Director, star, producer & writer brings true WWII tale to life

The Monuments Men
Starring George Clooney, Matt Damon, Bill Murray & Cate Blanchett
Directed by George Clooney
Rated PG-13, 118 min.
This tale of WWII treasure hunters is “monumental” in more ways than one for George Clooney.
To begin with, he’s the star, the director, the writer and the producer. If the movie flies or if it flops, he’ll take the bows—or the boos. And he’s obviously big on the story, based on a 2009 nonfiction book of the same name by Robert Edsel and Bret Witter.
Historically, the Monuments Men were a group of artists, art historians and museum curators commissioned by the American and British armies during World War II to help protect the historic monuments of Europe from Allied bombing. After the war, they fanned out on an even more daunting five-year mission: to recover, catalog and return millions of precious artifacts—paintings, sculptures, tapestries and religious relics—that had been stolen by the Nazis.
The movie takes a few creative liberties with the facts, but it’s mostly true, and the characters are mostly based on, or inspired by, real people. Clooney and his cast mates (Matt Damon, Bill Murray, John Goodman, Cate Blanchett, Bob Balaban, Hugh Bonneville and Jean Dujardin) make a fine-looking international ensemble, even if sometimes the movie’s star power, combined with overly familiar war-movie scenes, sometimes feels like Oceans 11 plus Saving Private Ryan divided by Raiders of the Lost Ark.

Matt Damon & Cate Blanchett
The bigger problem, though, is how ironically, in the midst of its “bigness,” so much of the movie seems small. Its series of disjointed, scattered moments never really come together into a larger, dramatic whole. The large cast is confined to playing strictly on the surface—we never really learn anything about any of the characters. The humor is flat, the emotion sappy and the drama tepid; although the Monuments Men are supposed to be on the war’s front lines, they rarely seem to be, or behave like, they’re in any real danger.
The film also treads lightly—too lightly, perhaps—on the terrible human toll of the Holocaust, like in a scene in which the men examine the smoldering frame of a Picasso painting that the Nazis destroyed, then turn to find a barrel filled with gold teeth extracted from slaughtered concentration camp prisoners.
Oh…teeth. Now, back to paintings.
The Monuments Men isn’t going to win any awards, but it does shine a high-profile Hollywood light on a little-known chapter of history—and a fact of wartime looting and cultural pillaging that still happens today.

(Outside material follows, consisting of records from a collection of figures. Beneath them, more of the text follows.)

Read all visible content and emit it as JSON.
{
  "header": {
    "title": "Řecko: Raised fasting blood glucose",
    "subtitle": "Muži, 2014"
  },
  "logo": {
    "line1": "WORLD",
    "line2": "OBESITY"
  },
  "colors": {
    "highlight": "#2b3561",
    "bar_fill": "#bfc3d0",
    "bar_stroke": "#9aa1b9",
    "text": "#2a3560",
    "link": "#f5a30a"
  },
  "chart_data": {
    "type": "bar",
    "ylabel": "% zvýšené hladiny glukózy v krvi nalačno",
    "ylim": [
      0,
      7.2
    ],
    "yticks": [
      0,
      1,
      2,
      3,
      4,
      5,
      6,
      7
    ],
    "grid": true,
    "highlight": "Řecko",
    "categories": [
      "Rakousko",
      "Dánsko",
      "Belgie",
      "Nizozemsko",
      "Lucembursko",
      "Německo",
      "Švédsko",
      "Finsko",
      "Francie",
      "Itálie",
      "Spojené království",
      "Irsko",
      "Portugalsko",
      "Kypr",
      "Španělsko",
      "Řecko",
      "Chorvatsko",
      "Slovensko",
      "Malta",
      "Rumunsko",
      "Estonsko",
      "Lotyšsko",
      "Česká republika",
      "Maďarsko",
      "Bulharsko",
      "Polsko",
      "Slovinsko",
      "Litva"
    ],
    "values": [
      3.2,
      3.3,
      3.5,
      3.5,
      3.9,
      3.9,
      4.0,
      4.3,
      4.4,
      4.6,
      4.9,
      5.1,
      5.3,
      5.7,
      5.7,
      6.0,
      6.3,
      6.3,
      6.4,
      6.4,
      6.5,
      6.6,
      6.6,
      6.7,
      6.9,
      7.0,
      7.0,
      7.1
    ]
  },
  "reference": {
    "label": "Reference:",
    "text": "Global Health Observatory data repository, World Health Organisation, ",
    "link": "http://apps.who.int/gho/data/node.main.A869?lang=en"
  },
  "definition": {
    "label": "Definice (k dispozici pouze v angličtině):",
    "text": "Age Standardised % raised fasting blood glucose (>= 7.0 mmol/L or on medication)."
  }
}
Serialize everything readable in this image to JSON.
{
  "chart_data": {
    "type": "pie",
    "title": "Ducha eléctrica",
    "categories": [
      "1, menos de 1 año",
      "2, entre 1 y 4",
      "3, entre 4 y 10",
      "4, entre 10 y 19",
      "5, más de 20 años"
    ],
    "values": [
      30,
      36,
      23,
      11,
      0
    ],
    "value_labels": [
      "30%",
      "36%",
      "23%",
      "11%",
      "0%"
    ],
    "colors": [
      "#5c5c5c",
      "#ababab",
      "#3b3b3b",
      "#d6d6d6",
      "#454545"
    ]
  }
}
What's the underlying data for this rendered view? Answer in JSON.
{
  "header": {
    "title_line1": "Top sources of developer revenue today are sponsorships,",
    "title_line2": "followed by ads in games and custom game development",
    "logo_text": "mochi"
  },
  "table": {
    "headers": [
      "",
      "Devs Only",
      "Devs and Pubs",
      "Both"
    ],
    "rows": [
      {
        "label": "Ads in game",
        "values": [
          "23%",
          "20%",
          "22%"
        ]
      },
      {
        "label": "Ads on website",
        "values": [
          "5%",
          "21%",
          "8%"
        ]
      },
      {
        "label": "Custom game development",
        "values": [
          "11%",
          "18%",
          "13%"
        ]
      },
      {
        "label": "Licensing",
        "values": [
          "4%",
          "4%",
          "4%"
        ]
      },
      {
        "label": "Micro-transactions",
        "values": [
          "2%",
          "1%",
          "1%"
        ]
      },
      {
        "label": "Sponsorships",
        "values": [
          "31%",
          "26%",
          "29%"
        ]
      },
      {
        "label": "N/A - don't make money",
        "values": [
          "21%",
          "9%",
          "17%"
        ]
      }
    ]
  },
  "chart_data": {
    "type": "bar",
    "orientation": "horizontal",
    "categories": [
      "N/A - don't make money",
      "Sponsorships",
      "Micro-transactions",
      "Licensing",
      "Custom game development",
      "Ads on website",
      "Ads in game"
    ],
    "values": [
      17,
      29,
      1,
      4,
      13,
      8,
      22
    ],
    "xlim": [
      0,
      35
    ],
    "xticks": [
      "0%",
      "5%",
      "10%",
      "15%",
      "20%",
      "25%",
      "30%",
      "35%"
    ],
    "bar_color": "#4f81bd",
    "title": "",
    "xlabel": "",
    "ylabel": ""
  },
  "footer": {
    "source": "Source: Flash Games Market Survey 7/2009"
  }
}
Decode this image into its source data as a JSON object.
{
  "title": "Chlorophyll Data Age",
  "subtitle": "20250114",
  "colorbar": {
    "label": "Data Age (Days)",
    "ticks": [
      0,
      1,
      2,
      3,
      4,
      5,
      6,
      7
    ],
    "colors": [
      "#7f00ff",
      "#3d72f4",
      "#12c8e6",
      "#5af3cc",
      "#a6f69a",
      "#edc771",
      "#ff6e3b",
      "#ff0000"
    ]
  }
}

“Was it worth it?” Clooney’s character is asked at the end of the movie. Thirty years from now, his superiors wonder, will people remember, or appreciate, all that went into recovering some 5 million pieces of priceless European civilization?
Thanks to George Clooney’s big, ambitious movie, perhaps now they—we—will. It’s just too bad that, given such a great group of actors and such a monumental story, it doesn’t do a bit of a better job of it.